I didn't realize what I was even talking about anymore, just that Ethan's face was in my mind as Sam helped me to a cab and gave the driver my address. When I got home, I saw that Mick had repaired our apartment door and was sleeping on the couch, surrounded by beer cans. I crashed into bed alone, dreaming of motorcycles and princes, and someone I never knew I wanted.
Chapter Seven: Ethan
"Are you alone? I had hoped you would bring a date." My mother peered around me as if she expected someone else to be standing on the front porch beside me.

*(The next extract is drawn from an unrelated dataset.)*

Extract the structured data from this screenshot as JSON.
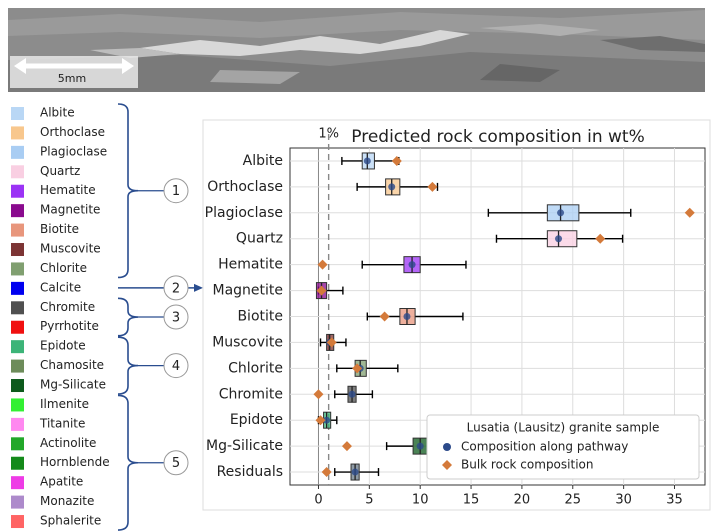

I bit my tongue and refused to make the retort that was burning the inside of my mouth. If my father hadn't been standing beside her, I would have said it: “No, Mother; having dates over has always been your thing, not mine.” But the cruel reminder of her many infidelities would have hurt my Dad too much, and she had already done that enough. I never understood why he took her back after she abandoned us, but I wanted to support him in any decisions he made, so even after all these years, I kept silent.
"Welcome home, son." Dad hugged me warmly, and I returned the embrace. He was thin now, gaunt from the sick liver he'd gotten from being an alcoholic. A lot of people said I should stop trying to fix him, that it was up to him to heal himself, but I always blamed my mother. If she hadn't broken his heart all those years ago, the rest of his organs wouldn't have followed suit.
Now he had liver damage, just one kidney, and his eyes were failing him. Soon, I'd have to pay for him to have around the clock care, and Mom would be free to have her lovers over in broad daylight without him even knowing. It was just another reminder why I was determined to stay single: marriage killed, it was a plain and simple fact. I was never going to let a woman have my heart and destroy me like my father had let my mother do—even someone as mesmerizing as Kayla Brandt.
"Dinner is ready. We were wondering if we should start without you, since you're late again as usual," my mother chided as we entered the dining room of the house I bought for them and sat down at the elegantly laid table.
"Sorry, I had a problem at work that required my attention."
Mother looked vaguely concerned as the maid served our plates. "Nothing wrong with the new motorcycle line, I hope. What are you calling it? U.S.A?"
"The All-American." My father knew the answer. He and I were still very close and talked almost every day. He was my sounding board for any major decisions I made on the bikes. He was the one who originally taught me how to ride, which is how I got assigned to the motorcycle division at Krueger to begin with.
Shaking my head, I said to them, "No, the new line of the All-American is perfect. We've already got a hundred thousand coming off the factory lines and ready to be sent to the dealers. This had to do with marketing. We're going to feature it on the cover of next month's Speed Magazine, and I want the perfect model to showcase the bike and give readers that all-American feeling I want them to have when they see it. It's the image of the whole line, and very important. So, any little hiccup and I need to give
it my full attention."
"So what was the hiccup?" Mother's keen intuition sensed it involved something more than just accounting figures or scheduling conflicts.